D’autre part, Turing croit à l’ordinateur aussi parce qu’il est convaincu que ce seront des machines bien plus rapides que nous pour calculer et c’est exactement ce qui est mis en avant dans le déchiffrement d’Enigma : remplacer 10000 hommes par une machine. Cette machine est donc parfaitement utilisée pour présenter les thèses de Turing.

Alan Turing en vie

L’autre élément très important dans le film est Turing lui même. On y découvre une personne hautaine car se considérant tellement intelligente que les autres le ralentissent. On le découvre aussi très sûr de lui (même si je pense que cet aspect est largement romancé…) et, bien sûr, attiré par les hommes.

Le personnage de Turing est tellement bien décortiqué et présenté que j’en suis à me demander si tout ce qui est présenté est vrai, il faudra pour en savoir plus que je lise les 700 pages dont le film est tiré.

Le film ne tourne (heureusement) pas autour de son homosexualité mais son traitement est très juste. D’abord parce que celle-ci est abordé par deux biais en parallèle, son attirance lors de son enfance et, une « presque » relation hétérosexuelle. J’ai rarement vu dans un film, l’homosexualité abordée de façon si naturelle, sans personnages marginaux, sans comportements caricaturaux, sans même de baisers entre personnes de même sexe!

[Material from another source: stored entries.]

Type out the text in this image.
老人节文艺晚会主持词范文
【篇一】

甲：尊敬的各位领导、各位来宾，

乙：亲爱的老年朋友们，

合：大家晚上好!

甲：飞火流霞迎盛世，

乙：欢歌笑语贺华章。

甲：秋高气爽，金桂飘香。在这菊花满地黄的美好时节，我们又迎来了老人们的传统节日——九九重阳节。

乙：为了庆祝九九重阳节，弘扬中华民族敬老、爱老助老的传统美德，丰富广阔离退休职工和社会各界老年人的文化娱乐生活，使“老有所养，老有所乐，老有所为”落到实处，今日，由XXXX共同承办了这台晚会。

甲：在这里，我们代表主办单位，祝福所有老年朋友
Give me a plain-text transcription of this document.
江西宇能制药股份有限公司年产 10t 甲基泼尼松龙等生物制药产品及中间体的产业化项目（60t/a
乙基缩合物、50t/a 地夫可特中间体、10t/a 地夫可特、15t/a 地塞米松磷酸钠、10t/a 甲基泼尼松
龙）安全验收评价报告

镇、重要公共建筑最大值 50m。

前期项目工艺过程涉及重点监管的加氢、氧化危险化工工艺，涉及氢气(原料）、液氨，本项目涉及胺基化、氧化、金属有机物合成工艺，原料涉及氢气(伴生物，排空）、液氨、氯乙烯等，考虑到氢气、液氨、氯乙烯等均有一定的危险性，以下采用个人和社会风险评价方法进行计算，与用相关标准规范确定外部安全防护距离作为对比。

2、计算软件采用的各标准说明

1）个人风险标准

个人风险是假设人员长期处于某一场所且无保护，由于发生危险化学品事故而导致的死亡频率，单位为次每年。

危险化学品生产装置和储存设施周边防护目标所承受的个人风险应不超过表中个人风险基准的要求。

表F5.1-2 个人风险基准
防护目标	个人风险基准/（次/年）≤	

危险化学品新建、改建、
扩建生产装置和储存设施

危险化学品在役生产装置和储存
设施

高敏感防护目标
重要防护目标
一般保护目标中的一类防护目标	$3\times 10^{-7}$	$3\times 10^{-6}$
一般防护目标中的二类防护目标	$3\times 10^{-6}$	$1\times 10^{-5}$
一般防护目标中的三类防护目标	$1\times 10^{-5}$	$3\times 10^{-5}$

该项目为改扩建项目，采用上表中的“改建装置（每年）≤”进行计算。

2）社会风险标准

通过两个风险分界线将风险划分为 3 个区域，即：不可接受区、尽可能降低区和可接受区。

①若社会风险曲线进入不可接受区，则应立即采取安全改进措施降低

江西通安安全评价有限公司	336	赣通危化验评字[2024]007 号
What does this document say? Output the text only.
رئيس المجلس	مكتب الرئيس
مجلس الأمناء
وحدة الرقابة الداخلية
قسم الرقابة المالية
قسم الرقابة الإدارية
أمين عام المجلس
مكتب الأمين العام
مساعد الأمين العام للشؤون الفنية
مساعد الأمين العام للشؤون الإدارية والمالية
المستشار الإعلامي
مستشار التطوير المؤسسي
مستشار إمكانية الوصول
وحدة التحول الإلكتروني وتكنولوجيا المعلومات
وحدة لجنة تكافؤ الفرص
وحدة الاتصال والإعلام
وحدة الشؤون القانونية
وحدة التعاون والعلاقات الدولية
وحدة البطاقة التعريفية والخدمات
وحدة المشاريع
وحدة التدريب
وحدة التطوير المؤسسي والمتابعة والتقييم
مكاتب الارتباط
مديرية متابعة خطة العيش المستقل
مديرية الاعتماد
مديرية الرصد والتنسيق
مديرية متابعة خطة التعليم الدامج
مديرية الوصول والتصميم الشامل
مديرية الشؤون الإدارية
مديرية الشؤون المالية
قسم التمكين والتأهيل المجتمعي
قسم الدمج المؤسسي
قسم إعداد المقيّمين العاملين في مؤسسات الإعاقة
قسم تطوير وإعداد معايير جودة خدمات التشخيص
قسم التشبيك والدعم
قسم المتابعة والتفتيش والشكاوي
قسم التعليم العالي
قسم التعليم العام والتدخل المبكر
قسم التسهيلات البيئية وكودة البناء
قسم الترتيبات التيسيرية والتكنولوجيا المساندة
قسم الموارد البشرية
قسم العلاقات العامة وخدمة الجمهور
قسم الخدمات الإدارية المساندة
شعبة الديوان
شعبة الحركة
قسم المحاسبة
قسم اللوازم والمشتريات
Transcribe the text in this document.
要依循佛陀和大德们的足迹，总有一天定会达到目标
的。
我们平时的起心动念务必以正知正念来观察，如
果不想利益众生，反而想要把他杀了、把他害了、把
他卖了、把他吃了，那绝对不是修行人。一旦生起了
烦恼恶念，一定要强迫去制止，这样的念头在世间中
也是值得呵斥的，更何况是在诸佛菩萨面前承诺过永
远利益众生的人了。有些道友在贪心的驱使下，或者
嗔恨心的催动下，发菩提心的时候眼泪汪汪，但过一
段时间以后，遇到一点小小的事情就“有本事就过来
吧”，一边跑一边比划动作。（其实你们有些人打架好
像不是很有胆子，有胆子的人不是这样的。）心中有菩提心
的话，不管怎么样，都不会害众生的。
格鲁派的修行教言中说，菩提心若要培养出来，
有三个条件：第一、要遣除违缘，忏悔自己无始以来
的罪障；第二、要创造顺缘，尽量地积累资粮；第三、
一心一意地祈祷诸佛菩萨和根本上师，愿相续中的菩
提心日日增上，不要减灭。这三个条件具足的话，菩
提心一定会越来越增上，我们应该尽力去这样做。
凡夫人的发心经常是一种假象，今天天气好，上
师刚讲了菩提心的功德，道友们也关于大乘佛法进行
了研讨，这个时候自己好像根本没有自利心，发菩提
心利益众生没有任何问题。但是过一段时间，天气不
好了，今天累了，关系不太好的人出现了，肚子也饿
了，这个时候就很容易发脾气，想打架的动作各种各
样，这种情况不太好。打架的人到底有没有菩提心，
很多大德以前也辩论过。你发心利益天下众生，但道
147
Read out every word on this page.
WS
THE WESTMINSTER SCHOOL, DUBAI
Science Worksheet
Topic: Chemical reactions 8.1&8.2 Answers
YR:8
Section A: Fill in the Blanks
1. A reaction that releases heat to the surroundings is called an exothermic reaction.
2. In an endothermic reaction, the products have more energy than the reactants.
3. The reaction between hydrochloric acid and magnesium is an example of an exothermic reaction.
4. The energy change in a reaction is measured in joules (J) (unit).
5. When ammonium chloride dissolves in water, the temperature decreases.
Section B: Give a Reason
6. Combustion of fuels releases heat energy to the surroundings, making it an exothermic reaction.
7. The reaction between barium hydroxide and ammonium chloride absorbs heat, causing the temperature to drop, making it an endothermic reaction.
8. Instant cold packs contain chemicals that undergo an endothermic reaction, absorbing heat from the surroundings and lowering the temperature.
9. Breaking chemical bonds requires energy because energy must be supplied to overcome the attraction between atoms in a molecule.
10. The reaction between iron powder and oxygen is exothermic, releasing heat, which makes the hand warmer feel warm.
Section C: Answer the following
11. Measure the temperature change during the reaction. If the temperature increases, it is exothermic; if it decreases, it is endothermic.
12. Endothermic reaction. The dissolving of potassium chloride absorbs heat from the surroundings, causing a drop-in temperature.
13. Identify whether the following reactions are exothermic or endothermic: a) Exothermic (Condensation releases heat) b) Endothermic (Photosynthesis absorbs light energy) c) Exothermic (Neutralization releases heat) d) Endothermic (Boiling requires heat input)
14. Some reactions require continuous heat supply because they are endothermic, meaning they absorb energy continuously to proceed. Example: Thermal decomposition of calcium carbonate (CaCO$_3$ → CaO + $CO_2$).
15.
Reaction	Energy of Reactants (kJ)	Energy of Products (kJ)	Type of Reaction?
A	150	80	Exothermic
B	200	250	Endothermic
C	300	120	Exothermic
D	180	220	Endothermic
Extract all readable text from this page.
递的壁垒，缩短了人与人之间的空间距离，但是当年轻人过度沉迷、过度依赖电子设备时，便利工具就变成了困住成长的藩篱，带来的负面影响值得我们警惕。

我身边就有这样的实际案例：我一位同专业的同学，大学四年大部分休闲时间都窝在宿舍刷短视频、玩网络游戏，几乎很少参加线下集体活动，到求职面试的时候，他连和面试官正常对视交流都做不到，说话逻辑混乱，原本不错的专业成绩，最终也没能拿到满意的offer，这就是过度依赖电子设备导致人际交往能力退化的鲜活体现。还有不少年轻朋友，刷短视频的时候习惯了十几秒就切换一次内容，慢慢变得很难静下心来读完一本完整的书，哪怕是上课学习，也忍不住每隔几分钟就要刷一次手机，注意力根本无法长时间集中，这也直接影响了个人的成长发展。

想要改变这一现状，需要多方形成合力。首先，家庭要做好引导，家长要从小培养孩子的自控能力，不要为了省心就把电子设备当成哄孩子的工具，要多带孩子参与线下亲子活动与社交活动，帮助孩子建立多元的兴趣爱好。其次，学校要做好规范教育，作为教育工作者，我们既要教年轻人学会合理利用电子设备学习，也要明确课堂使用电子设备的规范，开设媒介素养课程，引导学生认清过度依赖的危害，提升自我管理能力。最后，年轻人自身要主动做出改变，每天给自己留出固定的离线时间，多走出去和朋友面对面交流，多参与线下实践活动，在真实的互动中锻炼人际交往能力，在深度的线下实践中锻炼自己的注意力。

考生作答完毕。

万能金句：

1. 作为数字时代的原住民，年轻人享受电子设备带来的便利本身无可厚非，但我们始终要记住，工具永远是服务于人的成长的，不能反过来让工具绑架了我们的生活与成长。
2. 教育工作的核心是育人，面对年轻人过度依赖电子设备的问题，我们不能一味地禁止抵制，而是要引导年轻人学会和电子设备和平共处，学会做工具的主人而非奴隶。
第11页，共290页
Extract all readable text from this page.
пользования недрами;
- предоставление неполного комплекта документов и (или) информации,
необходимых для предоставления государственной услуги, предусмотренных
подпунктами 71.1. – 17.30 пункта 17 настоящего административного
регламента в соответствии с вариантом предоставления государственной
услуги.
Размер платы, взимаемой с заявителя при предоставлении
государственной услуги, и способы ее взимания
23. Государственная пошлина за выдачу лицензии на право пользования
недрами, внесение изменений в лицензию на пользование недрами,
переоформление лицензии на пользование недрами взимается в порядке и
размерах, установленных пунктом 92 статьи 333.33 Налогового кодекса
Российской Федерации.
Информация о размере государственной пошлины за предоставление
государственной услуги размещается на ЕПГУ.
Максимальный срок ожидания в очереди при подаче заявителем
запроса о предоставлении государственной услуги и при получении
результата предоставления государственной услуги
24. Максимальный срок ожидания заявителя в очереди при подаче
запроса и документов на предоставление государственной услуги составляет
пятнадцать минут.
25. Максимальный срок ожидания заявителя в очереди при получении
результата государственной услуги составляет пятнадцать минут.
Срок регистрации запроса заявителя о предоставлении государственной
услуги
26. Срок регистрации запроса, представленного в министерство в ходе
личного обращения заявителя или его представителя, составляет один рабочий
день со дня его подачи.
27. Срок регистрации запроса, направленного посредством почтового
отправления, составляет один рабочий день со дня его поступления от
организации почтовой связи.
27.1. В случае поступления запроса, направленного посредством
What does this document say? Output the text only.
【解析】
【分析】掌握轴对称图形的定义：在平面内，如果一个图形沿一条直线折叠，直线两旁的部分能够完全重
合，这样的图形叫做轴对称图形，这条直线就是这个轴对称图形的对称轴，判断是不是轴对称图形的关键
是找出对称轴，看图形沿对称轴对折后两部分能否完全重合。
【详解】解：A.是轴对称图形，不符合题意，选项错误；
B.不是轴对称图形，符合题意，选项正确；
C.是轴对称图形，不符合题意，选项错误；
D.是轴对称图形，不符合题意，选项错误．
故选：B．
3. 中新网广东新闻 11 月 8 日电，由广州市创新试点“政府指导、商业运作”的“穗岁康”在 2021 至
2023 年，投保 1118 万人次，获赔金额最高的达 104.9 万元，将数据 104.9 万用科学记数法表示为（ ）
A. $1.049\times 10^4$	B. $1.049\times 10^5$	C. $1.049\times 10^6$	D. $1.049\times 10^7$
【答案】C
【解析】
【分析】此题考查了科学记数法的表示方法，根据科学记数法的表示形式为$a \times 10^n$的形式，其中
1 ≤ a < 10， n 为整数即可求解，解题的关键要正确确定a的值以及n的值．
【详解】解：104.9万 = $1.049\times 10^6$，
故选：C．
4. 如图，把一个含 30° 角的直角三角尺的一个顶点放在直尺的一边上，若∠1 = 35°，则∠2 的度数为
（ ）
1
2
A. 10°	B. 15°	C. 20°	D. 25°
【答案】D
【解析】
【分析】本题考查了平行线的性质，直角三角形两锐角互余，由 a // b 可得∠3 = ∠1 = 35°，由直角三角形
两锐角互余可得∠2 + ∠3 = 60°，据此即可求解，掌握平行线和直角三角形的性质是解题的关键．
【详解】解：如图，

Qui aurait pu croire que le meilleur moyen de parler d’homosexualité était de présenter une relation hétérosexuelle. Cela donne alors une plus grande cruauté encore à sa condamnation pour « attentat à la pudeur » et au traitement qui provoquera sa mort.

Non content de présenter la vie du scientifique, l’équipe du film parvient en plus à pousser à la réflexion sur sa condamnation et plus généralement sur le traitement des homosexuels à l’époque!

Ne manquez donc sous aucun prétexte ce film.